I do have my disagreements with him, like here:
I don't want my neighbours to own guns, either. It shouldn't be necessary in a properly law-governed country.

Our small, easily-policed and largely urban society is deeply unlike the USA, where many people live hours from the nearest police station and can expect no immediate help if they are in dire trouble


"...shouldn't be necessary..." should have NOTHING to do with whether a citizen owns arms or not. It is a Right of free men, period. And he's noted a problem that is the same here or there: it doesn't matter if you live next door to the police station or miles away, if the police cannot or will not be there when you are in danger, you are on your own. And as has been pointed out by many, the best single method of self-defense, especially if you have any kind of physical handicap, is a gun. Like it or not.

Overall, a very good piece of thinking by Mr. Hitchens.

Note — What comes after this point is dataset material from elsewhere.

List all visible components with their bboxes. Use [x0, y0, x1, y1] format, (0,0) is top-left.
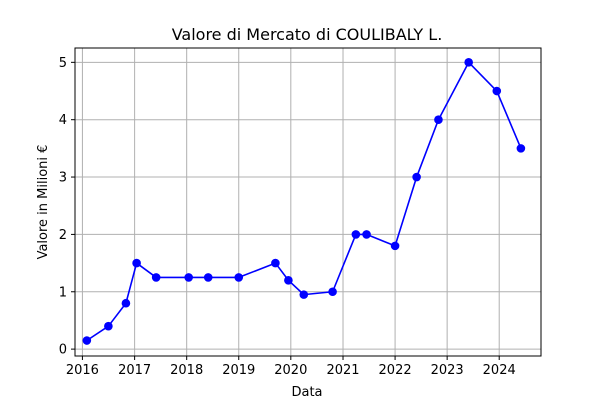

Which will- predictably- cause the nanny-staters to scream and hold their breath.


*NYFC: New York Effin' City, per Kim
Speaking of which, The other day on Glenn Beck's radio show he had the former NYFC police chief on, interviewing him about- among other things- Rudy Giuliani, and asked about ownership of guns, specifically how difficult(as in 'damn near impossible') it is in NYFC for someone to get a permit. And he got the same song and dance that Giuliani has given: NYFC is 'special', like places like LA, Rudy was actually 'very friendly' to gun owners, and that- the real kicker- you had to make sure that only the 'right people' could own guns. Which in NYFC has meant, especially for carry permits, people with lots of money/fame/influence, and screw everybody else. As Beck put it, "I don't remember reading anything in the Constitution about only the 'right people' getting to have guns".